Model Overview
Meta-Llama-3-8B-Instruct is an 8 billion parameter instruction-tuned large language model developed by Meta, released on April 18, 2024. It is part of the Llama 3 family, which includes both 8B and 70B parameter models, optimized for dialogue use cases. The model employs an optimized transformer architecture and utilizes Grouped-Query Attention (GQA) for enhanced inference scalability. Training involved supervised fine-tuning (SFT) and reinforcement learning with human feedback (RLHF) to align with human preferences for helpfulness and safety.
Key Capabilities & Performance
- Instruction-tuned for Dialogue: Specifically optimized for assistant-like chat applications.
- Strong Benchmarks: Outperforms many open-source chat models on common industry benchmarks, including significant improvements over Llama 2 models across various categories like MMLU (68.4 vs 34.1 for Llama 2 7B), HumanEval (62.2 vs 7.9), and GSM-8K (79.6 vs 25.7).

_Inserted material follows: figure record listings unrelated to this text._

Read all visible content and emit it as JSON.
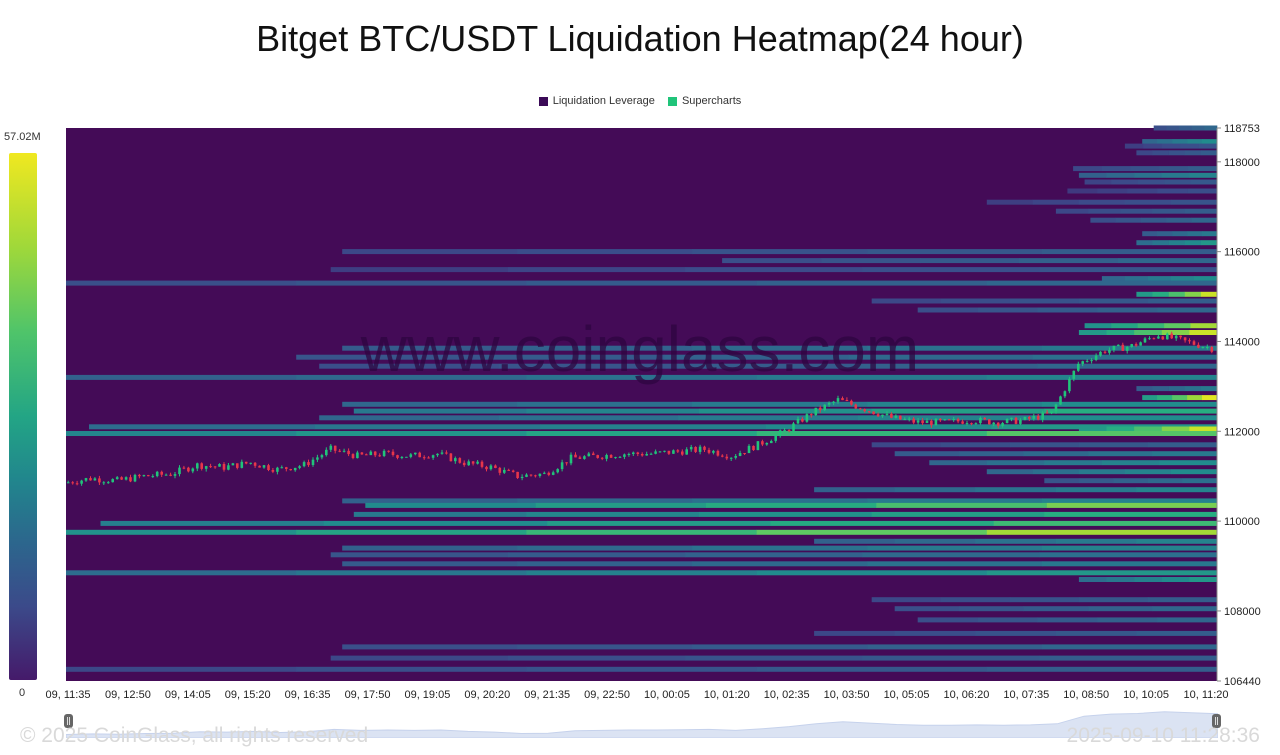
{
  "title": "Bitget BTC/USDT Liquidation Heatmap(24 hour)",
  "legend": [
    {
      "label": "Liquidation Leverage",
      "color": "#3b0a57"
    },
    {
      "label": "Supercharts",
      "color": "#20c47a"
    }
  ],
  "colorbar": {
    "max_label": "57.02M",
    "min_label": "0"
  },
  "footer": {
    "copyright": "© 2025 CoinGlass, all rights reserved",
    "timestamp": "2025-09-10 11:28:36"
  },
  "watermark": "www.coinglass.com",
  "colors": {
    "background": "#440b57",
    "candle_up": "#20c47a",
    "candle_down": "#e8364a"
  },
  "chart_data": {
    "type": "heatmap",
    "title": "Bitget BTC/USDT Liquidation Heatmap(24 hour)",
    "xlabel": "",
    "ylabel": "",
    "ylim": [
      106440,
      118753
    ],
    "y_ticks": [
      "118753",
      "118000",
      "116000",
      "114000",
      "112000",
      "110000",
      "108000",
      "106440"
    ],
    "x_ticks": [
      "09, 11:35",
      "09, 12:50",
      "09, 14:05",
      "09, 15:20",
      "09, 16:35",
      "09, 17:50",
      "09, 19:05",
      "09, 20:20",
      "09, 21:35",
      "09, 22:50",
      "10, 00:05",
      "10, 01:20",
      "10, 02:35",
      "10, 03:50",
      "10, 05:05",
      "10, 06:20",
      "10, 07:35",
      "10, 08:50",
      "10, 10:05",
      "10, 11:20"
    ],
    "price_path": [
      [
        0,
        110850
      ],
      [
        1,
        110950
      ],
      [
        2,
        110900
      ],
      [
        3,
        111000
      ],
      [
        4,
        111050
      ],
      [
        5,
        111250
      ],
      [
        6,
        111200
      ],
      [
        7,
        111300
      ],
      [
        8,
        111150
      ],
      [
        9,
        111250
      ],
      [
        10,
        111600
      ],
      [
        11,
        111450
      ],
      [
        12,
        111500
      ],
      [
        13,
        111450
      ],
      [
        14,
        111500
      ],
      [
        15,
        111300
      ],
      [
        16,
        111200
      ],
      [
        17,
        111000
      ],
      [
        18,
        111050
      ],
      [
        19,
        111400
      ],
      [
        20,
        111450
      ],
      [
        21,
        111500
      ],
      [
        22,
        111500
      ],
      [
        23,
        111550
      ],
      [
        24,
        111600
      ],
      [
        25,
        111450
      ],
      [
        26,
        111700
      ],
      [
        27,
        112000
      ],
      [
        28,
        112400
      ],
      [
        29,
        112700
      ],
      [
        30,
        112500
      ],
      [
        31,
        112300
      ],
      [
        32,
        112200
      ],
      [
        33,
        112200
      ],
      [
        34,
        112250
      ],
      [
        35,
        112200
      ],
      [
        36,
        112250
      ],
      [
        37,
        112400
      ],
      [
        38,
        113500
      ],
      [
        39,
        113800
      ],
      [
        40,
        113900
      ],
      [
        41,
        114150
      ],
      [
        42,
        114000
      ],
      [
        43,
        113850
      ]
    ],
    "price_max": 114200,
    "price_min": 110750,
    "bands": [
      {
        "price": 118753,
        "start": 0.945,
        "level": 0.35
      },
      {
        "price": 118450,
        "start": 0.935,
        "level": 0.55
      },
      {
        "price": 118350,
        "start": 0.92,
        "level": 0.25
      },
      {
        "price": 118200,
        "start": 0.93,
        "level": 0.3
      },
      {
        "price": 117850,
        "start": 0.875,
        "level": 0.3
      },
      {
        "price": 117700,
        "start": 0.88,
        "level": 0.5
      },
      {
        "price": 117550,
        "start": 0.885,
        "level": 0.28
      },
      {
        "price": 117350,
        "start": 0.87,
        "level": 0.22
      },
      {
        "price": 117100,
        "start": 0.8,
        "level": 0.25
      },
      {
        "price": 116900,
        "start": 0.86,
        "level": 0.3
      },
      {
        "price": 116700,
        "start": 0.89,
        "level": 0.35
      },
      {
        "price": 116400,
        "start": 0.935,
        "level": 0.45
      },
      {
        "price": 116200,
        "start": 0.93,
        "level": 0.6
      },
      {
        "price": 116000,
        "start": 0.24,
        "level": 0.3
      },
      {
        "price": 115800,
        "start": 0.57,
        "level": 0.35
      },
      {
        "price": 115600,
        "start": 0.23,
        "level": 0.25
      },
      {
        "price": 115400,
        "start": 0.9,
        "level": 0.55
      },
      {
        "price": 115300,
        "start": 0.0,
        "level": 0.35
      },
      {
        "price": 115050,
        "start": 0.93,
        "level": 0.95
      },
      {
        "price": 114900,
        "start": 0.7,
        "level": 0.3
      },
      {
        "price": 114700,
        "start": 0.74,
        "level": 0.35
      },
      {
        "price": 114350,
        "start": 0.885,
        "level": 0.9
      },
      {
        "price": 114200,
        "start": 0.88,
        "level": 0.95
      },
      {
        "price": 113850,
        "start": 0.24,
        "level": 0.45
      },
      {
        "price": 113650,
        "start": 0.2,
        "level": 0.4
      },
      {
        "price": 113450,
        "start": 0.22,
        "level": 0.35
      },
      {
        "price": 113200,
        "start": 0.0,
        "level": 0.5
      },
      {
        "price": 112950,
        "start": 0.93,
        "level": 0.45
      },
      {
        "price": 112750,
        "start": 0.935,
        "level": 0.98
      },
      {
        "price": 112600,
        "start": 0.24,
        "level": 0.55
      },
      {
        "price": 112450,
        "start": 0.25,
        "level": 0.7
      },
      {
        "price": 112300,
        "start": 0.22,
        "level": 0.55
      },
      {
        "price": 112100,
        "start": 0.02,
        "level": 0.6
      },
      {
        "price": 112050,
        "start": 0.88,
        "level": 0.95
      },
      {
        "price": 111950,
        "start": 0.0,
        "level": 0.8
      },
      {
        "price": 111700,
        "start": 0.7,
        "level": 0.3
      },
      {
        "price": 111500,
        "start": 0.72,
        "level": 0.45
      },
      {
        "price": 111300,
        "start": 0.75,
        "level": 0.55
      },
      {
        "price": 111100,
        "start": 0.8,
        "level": 0.55
      },
      {
        "price": 110900,
        "start": 0.85,
        "level": 0.4
      },
      {
        "price": 110700,
        "start": 0.65,
        "level": 0.5
      },
      {
        "price": 110450,
        "start": 0.24,
        "level": 0.5
      },
      {
        "price": 110350,
        "start": 0.26,
        "level": 0.85
      },
      {
        "price": 110150,
        "start": 0.25,
        "level": 0.7
      },
      {
        "price": 109950,
        "start": 0.03,
        "level": 0.75
      },
      {
        "price": 109750,
        "start": 0.0,
        "level": 0.9
      },
      {
        "price": 109550,
        "start": 0.65,
        "level": 0.5
      },
      {
        "price": 109400,
        "start": 0.24,
        "level": 0.5
      },
      {
        "price": 109250,
        "start": 0.23,
        "level": 0.4
      },
      {
        "price": 109050,
        "start": 0.24,
        "level": 0.45
      },
      {
        "price": 108850,
        "start": 0.0,
        "level": 0.6
      },
      {
        "price": 108700,
        "start": 0.88,
        "level": 0.6
      },
      {
        "price": 108250,
        "start": 0.7,
        "level": 0.3
      },
      {
        "price": 108050,
        "start": 0.72,
        "level": 0.35
      },
      {
        "price": 107800,
        "start": 0.74,
        "level": 0.35
      },
      {
        "price": 107500,
        "start": 0.65,
        "level": 0.3
      },
      {
        "price": 107200,
        "start": 0.24,
        "level": 0.35
      },
      {
        "price": 106950,
        "start": 0.23,
        "level": 0.3
      },
      {
        "price": 106700,
        "start": 0.0,
        "level": 0.3
      }
    ]
  }
}
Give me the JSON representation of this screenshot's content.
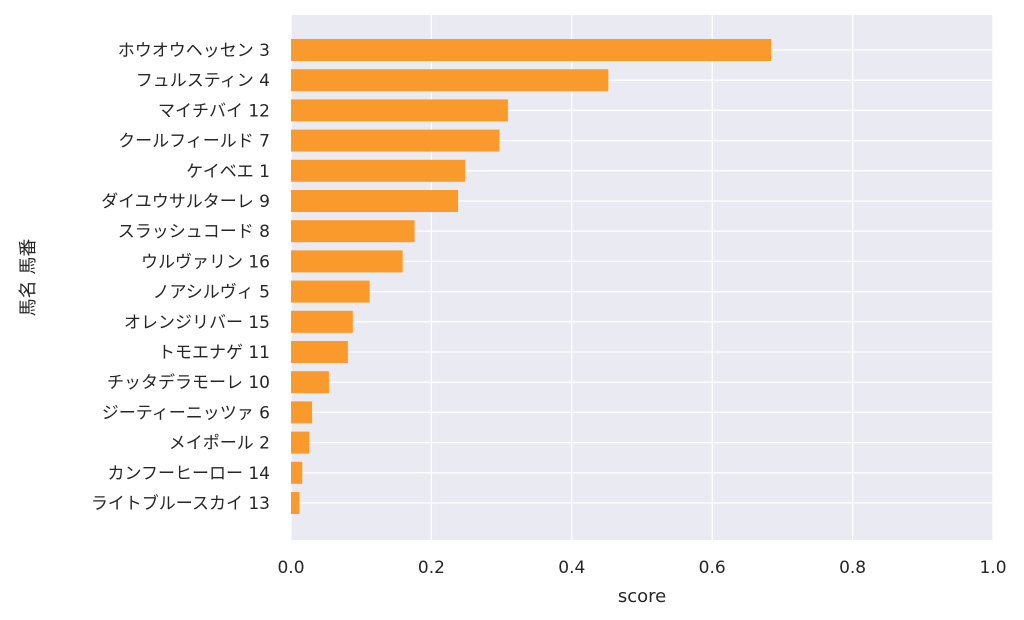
{
  "chart_data": {
    "type": "bar",
    "orientation": "horizontal",
    "categories": [
      "ホウオウヘッセン 3",
      "フュルスティン 4",
      "マイチバイ 12",
      "クールフィールド 7",
      "ケイベエ 1",
      "ダイユウサルターレ 9",
      "スラッシュコード 8",
      "ウルヴァリン 16",
      "ノアシルヴィ 5",
      "オレンジリバー 15",
      "トモエナゲ 11",
      "チッタデラモーレ 10",
      "ジーティーニッツァ 6",
      "メイポール 2",
      "カンフーヒーロー 14",
      "ライトブルースカイ 13"
    ],
    "values": [
      0.684,
      0.452,
      0.309,
      0.297,
      0.248,
      0.238,
      0.176,
      0.159,
      0.112,
      0.088,
      0.081,
      0.054,
      0.03,
      0.026,
      0.016,
      0.012
    ],
    "xlabel": "score",
    "ylabel": "馬名 馬番",
    "xlim": [
      0,
      1.0
    ],
    "xticks": [
      "0.0",
      "0.2",
      "0.4",
      "0.6",
      "0.8",
      "1.0"
    ],
    "grid": true,
    "colors": {
      "bar": "#fb9a2c",
      "plot_background": "#eaeaf2",
      "grid": "#ffffff",
      "text": "#262626"
    }
  }
}
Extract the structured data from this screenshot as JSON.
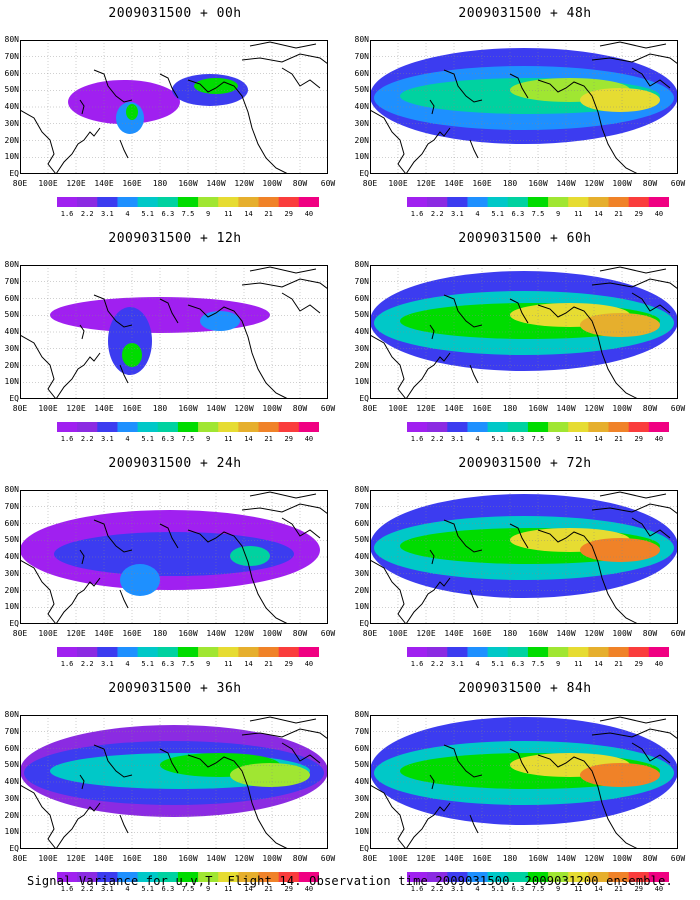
{
  "colors": {
    "palette": [
      "#a020f0",
      "#8b2be2",
      "#3c3cf0",
      "#1e90ff",
      "#00c8c8",
      "#00d2a0",
      "#00dc00",
      "#a0e632",
      "#e6dc32",
      "#e6af2d",
      "#f08228",
      "#fa3c3c",
      "#f00082"
    ],
    "coast": "#000000",
    "grid": "#888888",
    "background": "#ffffff"
  },
  "legend": {
    "labels": [
      "1.6",
      "2.2",
      "3.1",
      "4",
      "5.1",
      "6.3",
      "7.5",
      "9",
      "11",
      "14",
      "21",
      "29",
      "40"
    ]
  },
  "axes": {
    "lat_labels": [
      "80N",
      "70N",
      "60N",
      "50N",
      "40N",
      "30N",
      "20N",
      "10N",
      "EQ"
    ],
    "lon_labels": [
      "80E",
      "100E",
      "120E",
      "140E",
      "160E",
      "180",
      "160W",
      "140W",
      "120W",
      "100W",
      "80W",
      "60W"
    ]
  },
  "panels": [
    {
      "title": "2009031500 + 00h",
      "level": 0
    },
    {
      "title": "2009031500 + 48h",
      "level": 4
    },
    {
      "title": "2009031500 + 12h",
      "level": 1
    },
    {
      "title": "2009031500 + 60h",
      "level": 5
    },
    {
      "title": "2009031500 + 24h",
      "level": 2
    },
    {
      "title": "2009031500 + 72h",
      "level": 6
    },
    {
      "title": "2009031500 + 36h",
      "level": 3
    },
    {
      "title": "2009031500 + 84h",
      "level": 7
    }
  ],
  "caption": "Signal Variance for u,v,T. Flight 14. Observation time 2009031500. 2009031200 ensemble."
}
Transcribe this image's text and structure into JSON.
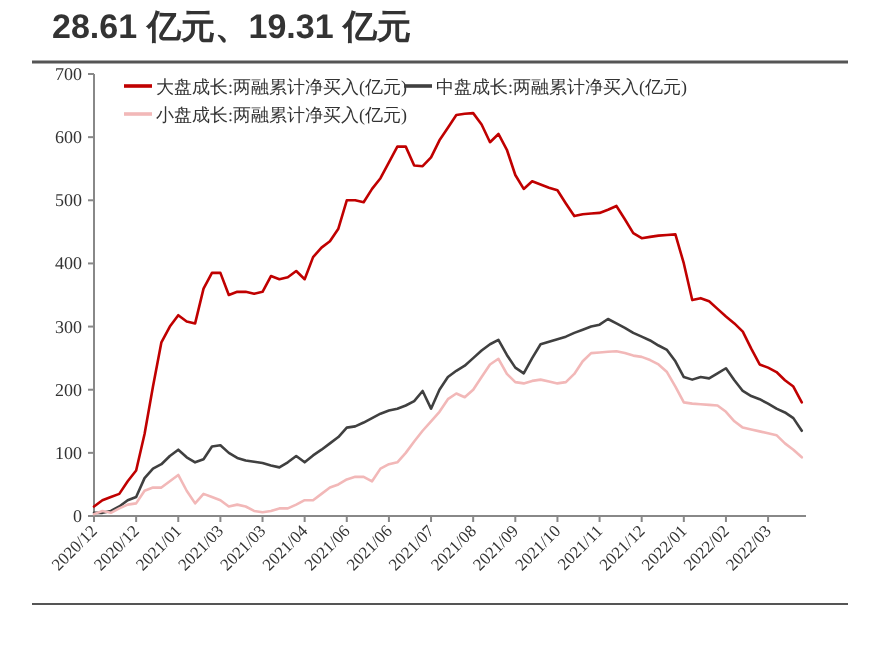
{
  "chart_data": {
    "type": "line",
    "title": "28.61 亿元、19.31 亿元",
    "legend": "top",
    "marker": "none",
    "line_style": "solid",
    "grid": false,
    "ylim": [
      0,
      700
    ],
    "yticks": [
      0,
      100,
      200,
      300,
      400,
      500,
      600,
      700
    ],
    "categories": [
      "2020/12",
      null,
      null,
      null,
      null,
      "2020/12",
      null,
      null,
      null,
      null,
      "2021/01",
      null,
      null,
      null,
      null,
      "2021/03",
      null,
      null,
      null,
      null,
      "2021/03",
      null,
      null,
      null,
      null,
      "2021/04",
      null,
      null,
      null,
      null,
      "2021/06",
      null,
      null,
      null,
      null,
      "2021/06",
      null,
      null,
      null,
      null,
      "2021/07",
      null,
      null,
      null,
      null,
      "2021/08",
      null,
      null,
      null,
      null,
      "2021/09",
      null,
      null,
      null,
      null,
      "2021/10",
      null,
      null,
      null,
      null,
      "2021/11",
      null,
      null,
      null,
      null,
      "2021/12",
      null,
      null,
      null,
      null,
      "2022/01",
      null,
      null,
      null,
      null,
      "2022/02",
      null,
      null,
      null,
      null,
      "2022/03",
      null,
      null,
      null,
      null
    ],
    "series": [
      {
        "name": "大盘成长:两融累计净买入(亿元)",
        "color": "#c00000",
        "values": [
          15,
          25,
          30,
          35,
          55,
          72,
          130,
          205,
          275,
          300,
          318,
          308,
          305,
          360,
          385,
          385,
          350,
          355,
          355,
          352,
          355,
          380,
          375,
          378,
          388,
          375,
          410,
          425,
          435,
          455,
          500,
          500,
          497,
          518,
          535,
          560,
          585,
          585,
          555,
          554,
          568,
          595,
          615,
          635,
          637,
          638,
          620,
          592,
          605,
          580,
          540,
          518,
          530,
          525,
          520,
          516,
          495,
          475,
          478,
          479,
          480,
          485,
          491,
          470,
          448,
          440,
          442,
          444,
          445,
          446,
          400,
          342,
          345,
          340,
          328,
          316,
          305,
          292,
          265,
          240,
          235,
          228,
          215,
          205,
          180
        ]
      },
      {
        "name": "中盘成长:两融累计净买入(亿元)",
        "color": "#404040",
        "values": [
          5,
          5,
          8,
          15,
          25,
          30,
          60,
          75,
          82,
          95,
          105,
          93,
          85,
          90,
          110,
          112,
          100,
          92,
          88,
          86,
          84,
          80,
          77,
          85,
          95,
          85,
          96,
          105,
          115,
          125,
          140,
          142,
          148,
          155,
          162,
          167,
          170,
          175,
          182,
          198,
          170,
          200,
          220,
          230,
          238,
          250,
          262,
          272,
          279,
          255,
          235,
          226,
          250,
          272,
          276,
          280,
          284,
          290,
          295,
          300,
          303,
          312,
          305,
          298,
          290,
          284,
          278,
          270,
          263,
          245,
          220,
          216,
          220,
          218,
          226,
          234,
          215,
          198,
          190,
          185,
          178,
          170,
          164,
          155,
          135
        ]
      },
      {
        "name": "小盘成长:两融累计净买入(亿元)",
        "color": "#f2b8b8",
        "values": [
          3,
          8,
          5,
          12,
          18,
          20,
          40,
          45,
          45,
          55,
          65,
          40,
          20,
          35,
          30,
          25,
          15,
          18,
          15,
          8,
          6,
          8,
          12,
          12,
          18,
          25,
          25,
          35,
          45,
          50,
          58,
          62,
          62,
          55,
          75,
          82,
          85,
          100,
          118,
          135,
          150,
          165,
          185,
          194,
          188,
          200,
          220,
          240,
          249,
          225,
          212,
          210,
          214,
          216,
          213,
          210,
          212,
          225,
          245,
          258,
          259,
          260,
          261,
          258,
          254,
          252,
          247,
          240,
          228,
          205,
          180,
          178,
          177,
          176,
          175,
          165,
          150,
          140,
          137,
          134,
          131,
          128,
          115,
          105,
          93
        ]
      }
    ]
  }
}
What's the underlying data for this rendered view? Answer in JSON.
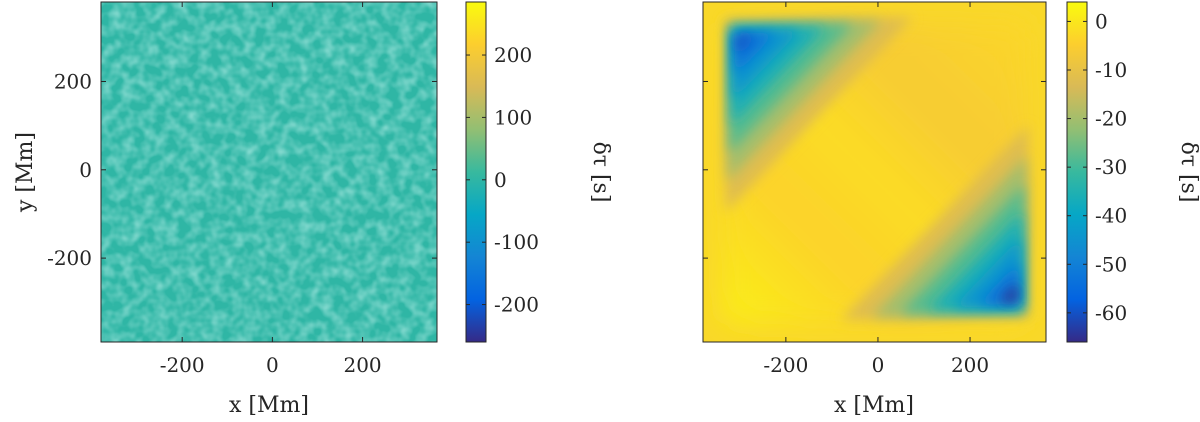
{
  "chart_data": [
    {
      "type": "heatmap",
      "title": "",
      "xlabel": "x [Mm]",
      "ylabel": "y [Mm]",
      "xlim": [
        -380,
        365
      ],
      "ylim": [
        -390,
        380
      ],
      "xticks": [
        -200,
        0,
        200
      ],
      "xtick_labels": [
        "-200",
        "0",
        "200"
      ],
      "yticks": [
        200,
        0,
        -200
      ],
      "ytick_labels": [
        "200",
        "0",
        "-200"
      ],
      "pattern": "noise",
      "colorbar": {
        "label": "δτ [s]",
        "range": [
          -260,
          285
        ],
        "ticks": [
          200,
          100,
          0,
          -100,
          -200
        ],
        "tick_labels": [
          "200",
          "100",
          "0",
          "-100",
          "-200"
        ]
      }
    },
    {
      "type": "heatmap",
      "title": "",
      "xlabel": "x [Mm]",
      "ylabel": "",
      "xlim": [
        -380,
        365
      ],
      "ylim": [
        -390,
        380
      ],
      "xticks": [
        -200,
        0,
        200
      ],
      "xtick_labels": [
        "-200",
        "0",
        "200"
      ],
      "yticks": [],
      "ytick_labels": [],
      "pattern": "diagonal-wells",
      "wells": [
        {
          "x": -305,
          "y": 300,
          "value": -60
        },
        {
          "x": 300,
          "y": -295,
          "value": -65
        }
      ],
      "colorbar": {
        "label": "δτ [s]",
        "range": [
          -66,
          4
        ],
        "ticks": [
          0,
          -10,
          -20,
          -30,
          -40,
          -50,
          -60
        ],
        "tick_labels": [
          "0",
          "-10",
          "-20",
          "-30",
          "-40",
          "-50",
          "-60"
        ]
      }
    }
  ],
  "colormap": [
    "#352a87",
    "#0363e1",
    "#1485d4",
    "#06a7c6",
    "#38b99e",
    "#92bf73",
    "#d9ba56",
    "#fcce2e",
    "#f9fb0e"
  ]
}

- Extensive Training Data: Pretrained on over 15 trillion tokens of publicly available online data, with fine-tuning data including over 10 million human-annotated examples.
- Safety & Refusal Improvements: Features extensive red teaming, adversarial evaluations, and safety mitigations, with a focus on significantly reducing false refusals compared to Llama 2.
Intended Use Cases
- Assistant-like Chat: Ideal for conversational AI and dialogue systems in English.
- Research and Commercial Applications: Suitable for a wide range of natural language generation tasks, with developers encouraged to fine-tune for specific needs.
Limitations & Responsible Use
- English-centric: Primarily intended for use in English, though fine-tuning for other languages is permissible under license.
- Static Model: Trained on an offline dataset; future versions will incorporate community feedback for safety improvements.
- Safety Considerations: Developers must implement additional safety best practices and tools (like Meta Llama Guard 2 and Code Shield) to tailor safety levels for specific applications, as residual risks may remain.